How IBC Handles Cross-Border Insolvency Differently
Absence of a Comprehensive Cross-Border Insolvency Framework
Unlike countries such as the US, UK, and Singapore, which have adopted the UNCITRAL Model Law on Cross-Border Insolvency, India does not yet have a dedicated, comprehensive legal framework under the IBC for cross-border insolvency.
The IBC primarily governs insolvency of companies incorporated in India and lacks explicit provisions for recognizing foreign insolvency proceedings or cooperating with foreign courts.
Limited Recognition of Foreign Proceedings
Indian courts have traditionally treated foreign insolvency proceedings on a case-by-case basis under principles of comity rather than automatic recognition under the IBC.
The IBC does not currently provide clear mechanisms for the recognition or enforcement of foreign insolvency orders, limiting the scope of cross-border coordination.
Asset Recovery Challenges
Due to the absence of formal cross-border rules, recovering Indian assets linked to insolvency cases initiated abroad can be complex and time-consuming.
Similarly, Indian insolvency proceedings face hurdles in dealing with assets located outside India.
Judicial Approach and Cooperation
Indian tribunals like the National Company Law Tribunal (NCLT) rely on ad hoc judicial cooperation for cross-border insolvency matters, which may lack the predictability and uniformity seen in jurisdictions following the UNCITRAL Model Law.
The judiciary’s evolving approach includes recognizing foreign insolvency practitioners and cooperating with foreign courts, but this is still developing.

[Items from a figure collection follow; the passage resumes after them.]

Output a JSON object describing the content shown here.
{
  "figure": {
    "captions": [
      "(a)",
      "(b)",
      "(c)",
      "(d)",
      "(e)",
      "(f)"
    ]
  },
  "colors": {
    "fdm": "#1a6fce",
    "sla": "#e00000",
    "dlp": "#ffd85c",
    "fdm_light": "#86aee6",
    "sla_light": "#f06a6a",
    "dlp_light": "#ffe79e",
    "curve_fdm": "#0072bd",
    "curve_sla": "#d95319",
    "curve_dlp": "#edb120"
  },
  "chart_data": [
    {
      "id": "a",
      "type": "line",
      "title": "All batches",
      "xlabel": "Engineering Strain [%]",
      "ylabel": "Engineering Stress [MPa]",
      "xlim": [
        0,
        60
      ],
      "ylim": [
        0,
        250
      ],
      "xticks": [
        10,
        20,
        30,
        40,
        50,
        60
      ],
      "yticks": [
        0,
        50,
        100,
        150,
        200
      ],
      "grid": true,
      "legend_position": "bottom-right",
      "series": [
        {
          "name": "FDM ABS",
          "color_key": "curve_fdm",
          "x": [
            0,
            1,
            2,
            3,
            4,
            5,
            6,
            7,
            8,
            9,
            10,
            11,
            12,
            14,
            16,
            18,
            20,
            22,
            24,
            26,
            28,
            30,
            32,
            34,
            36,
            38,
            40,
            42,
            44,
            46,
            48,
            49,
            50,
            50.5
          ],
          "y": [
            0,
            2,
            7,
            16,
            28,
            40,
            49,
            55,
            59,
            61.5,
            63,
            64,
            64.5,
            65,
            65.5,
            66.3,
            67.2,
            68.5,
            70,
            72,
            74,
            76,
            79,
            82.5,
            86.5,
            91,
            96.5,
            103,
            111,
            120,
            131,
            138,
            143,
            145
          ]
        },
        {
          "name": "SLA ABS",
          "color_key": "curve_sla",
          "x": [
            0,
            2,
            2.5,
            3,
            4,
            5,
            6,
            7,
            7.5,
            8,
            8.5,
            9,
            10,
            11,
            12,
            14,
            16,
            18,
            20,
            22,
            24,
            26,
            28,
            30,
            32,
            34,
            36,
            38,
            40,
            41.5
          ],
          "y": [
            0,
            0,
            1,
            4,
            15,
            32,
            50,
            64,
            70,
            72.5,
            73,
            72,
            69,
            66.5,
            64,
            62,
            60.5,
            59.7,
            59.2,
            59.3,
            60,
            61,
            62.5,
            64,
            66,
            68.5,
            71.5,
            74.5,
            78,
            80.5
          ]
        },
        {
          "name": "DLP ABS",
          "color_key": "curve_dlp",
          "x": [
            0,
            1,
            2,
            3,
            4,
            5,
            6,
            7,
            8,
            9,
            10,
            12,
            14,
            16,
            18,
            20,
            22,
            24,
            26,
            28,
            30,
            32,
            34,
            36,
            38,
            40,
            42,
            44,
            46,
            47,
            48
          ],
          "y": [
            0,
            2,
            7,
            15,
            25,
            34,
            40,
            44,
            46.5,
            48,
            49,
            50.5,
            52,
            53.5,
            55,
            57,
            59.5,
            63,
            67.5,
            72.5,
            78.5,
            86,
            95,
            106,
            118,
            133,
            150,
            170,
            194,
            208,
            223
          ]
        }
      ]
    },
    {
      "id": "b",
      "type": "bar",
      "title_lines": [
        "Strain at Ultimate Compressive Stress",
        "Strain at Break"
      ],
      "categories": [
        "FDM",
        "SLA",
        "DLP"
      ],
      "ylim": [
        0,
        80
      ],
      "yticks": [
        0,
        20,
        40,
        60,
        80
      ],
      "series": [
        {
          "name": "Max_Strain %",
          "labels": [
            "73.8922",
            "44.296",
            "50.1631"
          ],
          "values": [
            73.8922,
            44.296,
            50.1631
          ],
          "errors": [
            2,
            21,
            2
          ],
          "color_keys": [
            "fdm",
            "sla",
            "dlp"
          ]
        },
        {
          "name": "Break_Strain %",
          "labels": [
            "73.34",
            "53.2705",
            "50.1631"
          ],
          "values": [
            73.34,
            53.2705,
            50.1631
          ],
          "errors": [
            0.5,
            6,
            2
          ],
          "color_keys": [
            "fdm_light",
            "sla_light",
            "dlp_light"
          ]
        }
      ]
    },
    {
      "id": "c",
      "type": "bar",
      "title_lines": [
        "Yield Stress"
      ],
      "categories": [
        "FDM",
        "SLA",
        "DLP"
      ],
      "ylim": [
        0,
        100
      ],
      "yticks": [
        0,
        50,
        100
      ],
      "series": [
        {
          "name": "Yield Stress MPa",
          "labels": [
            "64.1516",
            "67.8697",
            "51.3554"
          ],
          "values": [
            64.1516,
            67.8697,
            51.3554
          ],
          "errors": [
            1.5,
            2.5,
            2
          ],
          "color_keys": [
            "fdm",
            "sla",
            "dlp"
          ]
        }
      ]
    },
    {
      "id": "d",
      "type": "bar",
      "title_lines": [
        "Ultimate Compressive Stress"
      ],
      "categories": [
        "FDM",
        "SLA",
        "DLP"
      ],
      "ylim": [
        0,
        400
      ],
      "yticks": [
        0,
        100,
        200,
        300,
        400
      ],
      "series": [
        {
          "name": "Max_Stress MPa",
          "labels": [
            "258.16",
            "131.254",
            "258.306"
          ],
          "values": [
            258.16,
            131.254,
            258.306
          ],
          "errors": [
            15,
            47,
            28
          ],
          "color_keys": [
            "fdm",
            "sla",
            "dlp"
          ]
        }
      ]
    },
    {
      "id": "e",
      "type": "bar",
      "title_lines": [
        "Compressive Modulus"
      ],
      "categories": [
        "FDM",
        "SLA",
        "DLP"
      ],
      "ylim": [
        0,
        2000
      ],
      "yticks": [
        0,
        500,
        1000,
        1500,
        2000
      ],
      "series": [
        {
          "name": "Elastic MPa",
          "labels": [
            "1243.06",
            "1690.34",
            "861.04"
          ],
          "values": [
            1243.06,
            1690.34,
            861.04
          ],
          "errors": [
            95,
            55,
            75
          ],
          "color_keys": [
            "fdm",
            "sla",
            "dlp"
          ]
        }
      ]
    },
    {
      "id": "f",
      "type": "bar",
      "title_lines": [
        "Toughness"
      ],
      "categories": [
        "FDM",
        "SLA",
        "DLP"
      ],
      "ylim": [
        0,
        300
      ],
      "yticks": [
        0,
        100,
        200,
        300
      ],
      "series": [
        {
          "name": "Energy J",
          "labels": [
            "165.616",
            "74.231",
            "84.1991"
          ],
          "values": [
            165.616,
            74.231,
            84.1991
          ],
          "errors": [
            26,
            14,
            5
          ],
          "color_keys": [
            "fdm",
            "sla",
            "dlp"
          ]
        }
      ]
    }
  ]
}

Proposed Reforms and Developments
The Insolvency and Bankruptcy Board of India (IBBI) and government authorities have expressed intent to incorporate cross-border insolvency provisions consistent with international best practices.
Bills and amendments are being considered to align the IBC more closely with the UNCITRAL Model Law to facilitate smoother cross-border insolvency resolution.
Practical Implications
Foreign creditors seeking to participate in Indian insolvency proceedings may face procedural uncertainties.
Indian companies with overseas assets or liabilities might experience delays in effective insolvency administration due to jurisdictional complexities.
Example:
A multinational company with subsidiaries in India and the US undergoes insolvency proceedings initiated in the US under Chapter 11.
- Under current Indian law, the Indian insolvency tribunal (NCLT) may recognize the US proceedings on a discretionary basis, but there is no automatic recognition under IBC.
- Coordination between US insolvency administrators and Indian insolvency professionals requires negotiation and judicial cooperation without a formal legal framework.
- Asset recovery in India linked to the foreign proceedings may be delayed due to lack of clear cross-border insolvency provisions.
- Proposed future amendments to the IBC could streamline this process by enabling recognition of foreign insolvency proceedings and cooperative mechanisms.